Yerel seçimler genel seçimlerden oldukça farklıdır. Her siyasi parti kendince her yerel bölgeye özgü, sevilen, istenen adayları bulma telaşında. Çünkü halk genel seçimlerde olduğu gibi çoğunlukla ismini bilmediği kişiye/kişilere değil, doğrudan belli bir isme de oy kullanacak. Belirlenmiş isimle aday olduğu siyasi partinin genel politikasının arasındaki uyumluluğa da dikkat kesilecek.

Tüm bunların ötesinde küçük bir analiz yapmak istiyorum. Bu analiz, bölgelerin değişebilirliği bir tarafa, genel olarak halkın kimleri yanında, arkasında, önünde görmek isteyeceğini anlatan bir analizdir.

Öncelikle halk becerisi olanı ister. Bu kişi, öncelikle geçmişten tanıdığı, sınırlarını bildiği, mümkünse sevebildiği kişi olmalıdır. Tanımadan kasıt, illaki aynı sokakta büyümüş olunması değildir. Geçmişte yaptıklarından bir şekilde tanınması da yeterlidir. Geçmiş insanın peşini bırakmaz. Sadece biz geçtiğini düşünürüz. Ama böyle durumlarda ansızın ortaya çıkabilir. Becerisini bir şekilde göstermiş, beceriye ilişkin sıkıntısı bulunmayan kişiler makbul kişilerdir.

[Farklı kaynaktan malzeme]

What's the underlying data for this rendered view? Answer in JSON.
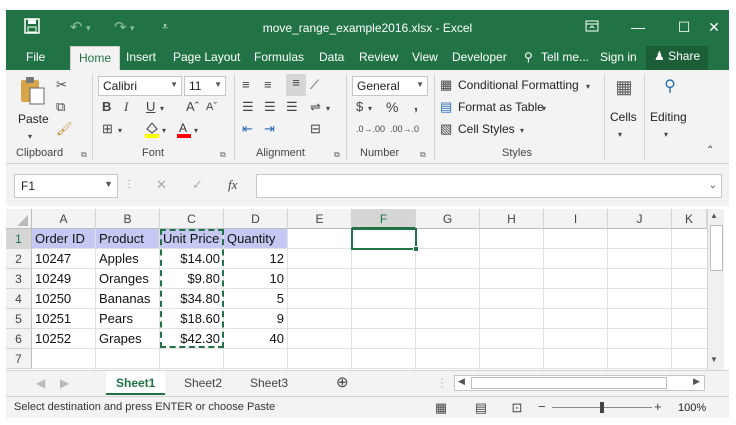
{
  "window": {
    "title": "move_range_example2016.xlsx - Excel",
    "controls": [
      "ribbon-display-icon",
      "minimize-icon",
      "maximize-icon",
      "close-icon"
    ]
  },
  "quick_access": [
    "save-icon",
    "undo-icon",
    "redo-icon",
    "customize-icon"
  ],
  "tabs": [
    "File",
    "Home",
    "Insert",
    "Page Layout",
    "Formulas",
    "Data",
    "Review",
    "View",
    "Developer"
  ],
  "active_tab": "Home",
  "tell_me": "Tell me...",
  "sign_in": "Sign in",
  "share": "Share",
  "ribbon": {
    "clipboard": {
      "paste": "Paste",
      "label": "Clipboard"
    },
    "font": {
      "name": "Calibri",
      "size": "11",
      "label": "Font",
      "bold": "B",
      "italic": "I",
      "underline": "U"
    },
    "alignment": {
      "label": "Alignment"
    },
    "number": {
      "format": "General",
      "currency": "$",
      "percent": "%",
      "comma": ",",
      "label": "Number"
    },
    "styles": {
      "conditional": "Conditional Formatting",
      "format_table": "Format as Table",
      "cell_styles": "Cell Styles",
      "label": "Styles"
    },
    "cells": {
      "label": "Cells"
    },
    "editing": {
      "label": "Editing"
    }
  },
  "formula_bar": {
    "name_box": "F1",
    "fx": "fx",
    "content": ""
  },
  "columns": [
    "A",
    "B",
    "C",
    "D",
    "E",
    "F",
    "G",
    "H",
    "I",
    "J",
    "K"
  ],
  "selected_column": "F",
  "rows": [
    "1",
    "2",
    "3",
    "4",
    "5",
    "6",
    "7"
  ],
  "sheet": {
    "header": [
      "Order ID",
      "Product",
      "Unit Price",
      "Quantity"
    ],
    "data": [
      [
        "10247",
        "Apples",
        "$14.00",
        "12"
      ],
      [
        "10249",
        "Oranges",
        "$9.80",
        "10"
      ],
      [
        "10250",
        "Bananas",
        "$34.80",
        "5"
      ],
      [
        "10251",
        "Pears",
        "$18.60",
        "9"
      ],
      [
        "10252",
        "Grapes",
        "$42.30",
        "40"
      ]
    ]
  },
  "sheet_tabs": [
    "Sheet1",
    "Sheet2",
    "Sheet3"
  ],
  "active_sheet": "Sheet1",
  "status": {
    "message": "Select destination and press ENTER or choose Paste",
    "zoom": "100%"
  },
  "colors": {
    "excel_green": "#217346",
    "header_fill": "#c5c8f2"
  }
}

Becerisini bir şekilde gösterebilmiş, anlatabilmiş kişilerin aynı zamanda aday olduğu bölge halkı için ulaşılabilir olması da önemlidir. Herkes istediği an ulaşılabilecek olanları tercih eder. Halktan uzak kişiler, çok sevilse de, beğenilse de tercih edilmez. Bu kişi, doğrudan tanıdıkları kişi de olabilir, çok ünlü bir kişi de. Fark etmez. Halk, böylece kendisini icraata yakın hissedip mutlu olur ve bu kişilerin önünde olmasını ister.

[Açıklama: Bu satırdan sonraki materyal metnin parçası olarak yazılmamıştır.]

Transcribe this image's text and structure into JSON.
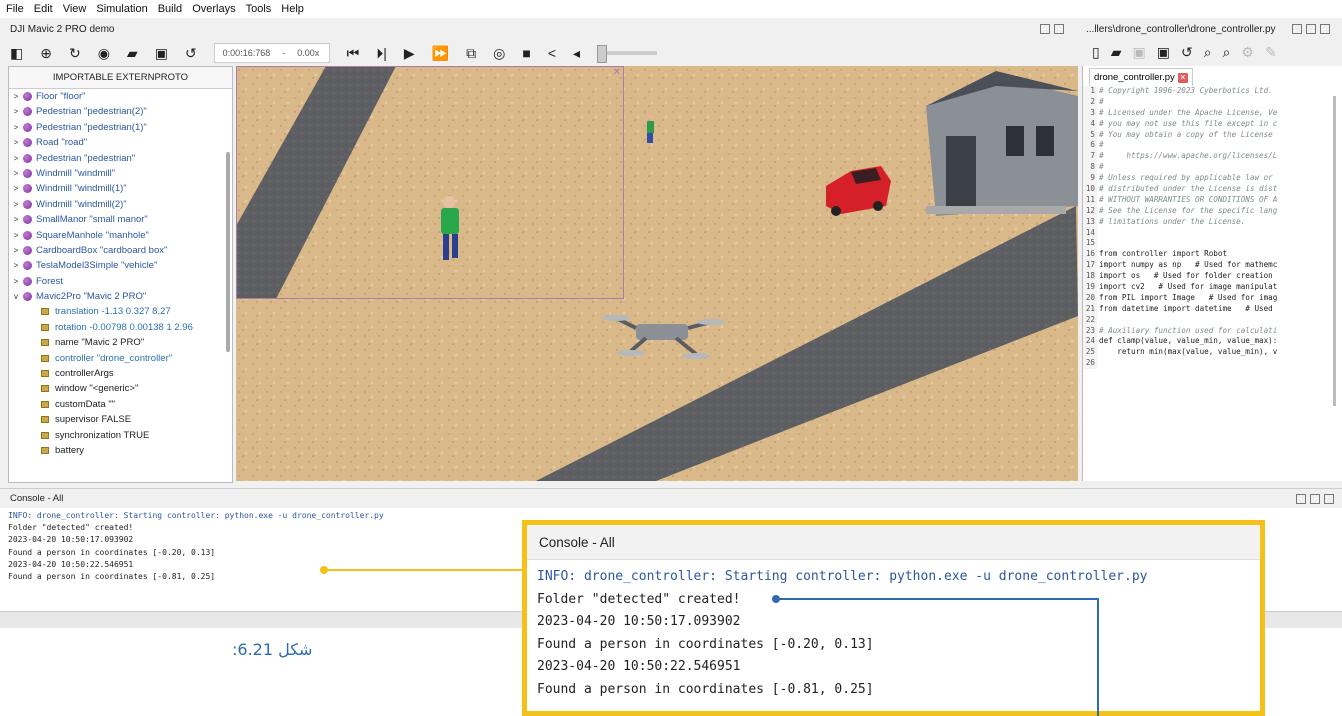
{
  "menu": [
    "File",
    "Edit",
    "View",
    "Simulation",
    "Build",
    "Overlays",
    "Tools",
    "Help"
  ],
  "window": {
    "title": "DJI Mavic 2 PRO demo",
    "editor_path": "...llers\\drone_controller\\drone_controller.py"
  },
  "toolbar": {
    "time": "0:00:16:768",
    "speed_sep": "-",
    "speed": "0.00x"
  },
  "scene_tree": {
    "header": "IMPORTABLE EXTERNPROTO",
    "nodes": [
      {
        "label": "Floor \"floor\"",
        "arrow": ">"
      },
      {
        "label": "Pedestrian \"pedestrian(2)\"",
        "arrow": ">"
      },
      {
        "label": "Pedestrian \"pedestrian(1)\"",
        "arrow": ">"
      },
      {
        "label": "Road \"road\"",
        "arrow": ">"
      },
      {
        "label": "Pedestrian \"pedestrian\"",
        "arrow": ">"
      },
      {
        "label": "Windmill \"windmill\"",
        "arrow": ">"
      },
      {
        "label": "Windmill \"windmill(1)\"",
        "arrow": ">"
      },
      {
        "label": "Windmill \"windmill(2)\"",
        "arrow": ">"
      },
      {
        "label": "SmallManor \"small manor\"",
        "arrow": ">"
      },
      {
        "label": "SquareManhole \"manhole\"",
        "arrow": ">"
      },
      {
        "label": "CardboardBox \"cardboard box\"",
        "arrow": ">"
      },
      {
        "label": "TeslaModel3Simple \"vehicle\"",
        "arrow": ">"
      },
      {
        "label": "Forest",
        "arrow": ">"
      },
      {
        "label": "Mavic2Pro \"Mavic 2 PRO\"",
        "arrow": "v"
      }
    ],
    "fields": [
      {
        "label": "translation -1.13 0.327 8.27",
        "color": "blue"
      },
      {
        "label": "rotation -0.00798 0.00138 1 2.96",
        "color": "blue"
      },
      {
        "label": "name \"Mavic 2 PRO\"",
        "color": "black"
      },
      {
        "label": "controller \"drone_controller\"",
        "color": "blue"
      },
      {
        "label": "controllerArgs",
        "color": "black"
      },
      {
        "label": "window \"<generic>\"",
        "color": "black"
      },
      {
        "label": "customData \"\"",
        "color": "black"
      },
      {
        "label": "supervisor FALSE",
        "color": "black"
      },
      {
        "label": "synchronization TRUE",
        "color": "black"
      },
      {
        "label": "battery",
        "color": "black"
      }
    ]
  },
  "editor": {
    "tab_label": "drone_controller.py",
    "lines": [
      {
        "n": "1",
        "text": "# Copyright 1996-2023 Cyberbotics Ltd.",
        "kind": "comment"
      },
      {
        "n": "2",
        "text": "#",
        "kind": "comment"
      },
      {
        "n": "3",
        "text": "# Licensed under the Apache License, Ve",
        "kind": "comment"
      },
      {
        "n": "4",
        "text": "# you may not use this file except in c",
        "kind": "comment"
      },
      {
        "n": "5",
        "text": "# You may obtain a copy of the License",
        "kind": "comment"
      },
      {
        "n": "6",
        "text": "#",
        "kind": "comment"
      },
      {
        "n": "7",
        "text": "#     https://www.apache.org/licenses/L",
        "kind": "comment"
      },
      {
        "n": "8",
        "text": "#",
        "kind": "comment"
      },
      {
        "n": "9",
        "text": "# Unless required by applicable law or",
        "kind": "comment"
      },
      {
        "n": "10",
        "text": "# distributed under the License is dist",
        "kind": "comment"
      },
      {
        "n": "11",
        "text": "# WITHOUT WARRANTIES OR CONDITIONS OF A",
        "kind": "comment"
      },
      {
        "n": "12",
        "text": "# See the License for the specific lang",
        "kind": "comment"
      },
      {
        "n": "13",
        "text": "# limitations under the License.",
        "kind": "comment"
      },
      {
        "n": "14",
        "text": "",
        "kind": "code"
      },
      {
        "n": "15",
        "text": "",
        "kind": "code"
      },
      {
        "n": "16",
        "text": "from controller import Robot",
        "kind": "code"
      },
      {
        "n": "17",
        "text": "import numpy as np   # Used for mathemc",
        "kind": "code"
      },
      {
        "n": "18",
        "text": "import os   # Used for folder creation",
        "kind": "code"
      },
      {
        "n": "19",
        "text": "import cv2   # Used for image manipulat",
        "kind": "code"
      },
      {
        "n": "20",
        "text": "from PIL import Image   # Used for imag",
        "kind": "code"
      },
      {
        "n": "21",
        "text": "from datetime import datetime   # Used",
        "kind": "code"
      },
      {
        "n": "22",
        "text": "",
        "kind": "code"
      },
      {
        "n": "23",
        "text": "# Auxiliary function used for calculati",
        "kind": "comment"
      },
      {
        "n": "24",
        "text": "def clamp(value, value_min, value_max):",
        "kind": "code"
      },
      {
        "n": "25",
        "text": "    return min(max(value, value_min), v",
        "kind": "code"
      },
      {
        "n": "26",
        "text": "",
        "kind": "code"
      }
    ]
  },
  "console": {
    "title": "Console - All",
    "lines": [
      {
        "text": "INFO: drone_controller: Starting controller: python.exe -u drone_controller.py",
        "kind": "info"
      },
      {
        "text": "Folder \"detected\" created!",
        "kind": "plain"
      },
      {
        "text": "2023-04-20 10:50:17.093902",
        "kind": "plain"
      },
      {
        "text": "Found a person in coordinates [-0.20, 0.13]",
        "kind": "plain"
      },
      {
        "text": "2023-04-20 10:50:22.546951",
        "kind": "plain"
      },
      {
        "text": "Found a person in coordinates [-0.81, 0.25]",
        "kind": "plain"
      }
    ]
  },
  "figure_label": "شكل 6.21:",
  "colors": {
    "highlight_border": "#f5c118",
    "callout_blue": "#2f6bb0",
    "info_text": "#2b57a1"
  }
}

Becerisi olan ve ulaşılabilirliğinde sorun görünmeyen kişilerin aynı zamanda kendinden çok hizmet götürme vaadinde bulunacağı halk için çalışabilecek nitelikte olması gerekir. Yine geçmişe atıfta bulunursak, geçmişinde sadece kendisini düşünmüş, becerisini ve ulaşılabilirliğini bu şekilde göstermiş kişilerin pek de şansı görünmez. Halk bıyık altı gülerek başkasına döner. Ama son ana kadar da oyunun rengini belli etmez, hatta yalan bile söyleyebilir. Çünkü hasbelkader seçilirse, öylelerinin hıncının büyük olduğunu iyi bilir.

Becerisi olan, ulaşılabilirliği bulunan, halka hizmeti öncelikle düşünen kişinin kendisine özeni de önemlidir. Temiz giyimli, bakımlı, ama abartısız kişiler tercih edilir. Görüntüsünü, sadece görüntüyle işi kurtarmak için kullananlar sevilmez. Sade ve temiz bir görüntü için sonradan yapılabilecek bir şey yoktur. Çünkü kişi, bu giyim ve yaşam tarzını istese de değiştiremez. Değiştirmeye kalkarsa şansı da doğrudan ortadan kalkar. Çünkü komik olur.

Becerikli, ulaşılabilirliği olan, geçmişten beri halkı için çalışan ve temiz giyinen bir kişinin aynı zamanda, yapabileceklerini halka doğru anlatması ve yapamayacaklarını da nedenleriyle belirtmesi çok önemlidir. Yani dürüstlüğü… Örneğin Ankara’ya deniz gelemez… Komik bir örnek gibi durabilir ama yaşanmış daha komik örnekler eminim çoktur. Dürüstlüğünü doğru ve halkın net anlayabildiği dille iletebilme, iyi bir iletişim becerisi de başka önemli bir konudur.

İletişimi güçlü, becerisi geçmişte kanıtlanmış, ulaşılabilirliği bilinen, temiz giysili kişilerin aile yaşantıları da çok önemlidir. Ailesine eziyet eden kişi halkına neler yapmaz ki. Halk da ailesi gibi sahiplenilmek ister. Bunu öncelik olarak ortaya koyar.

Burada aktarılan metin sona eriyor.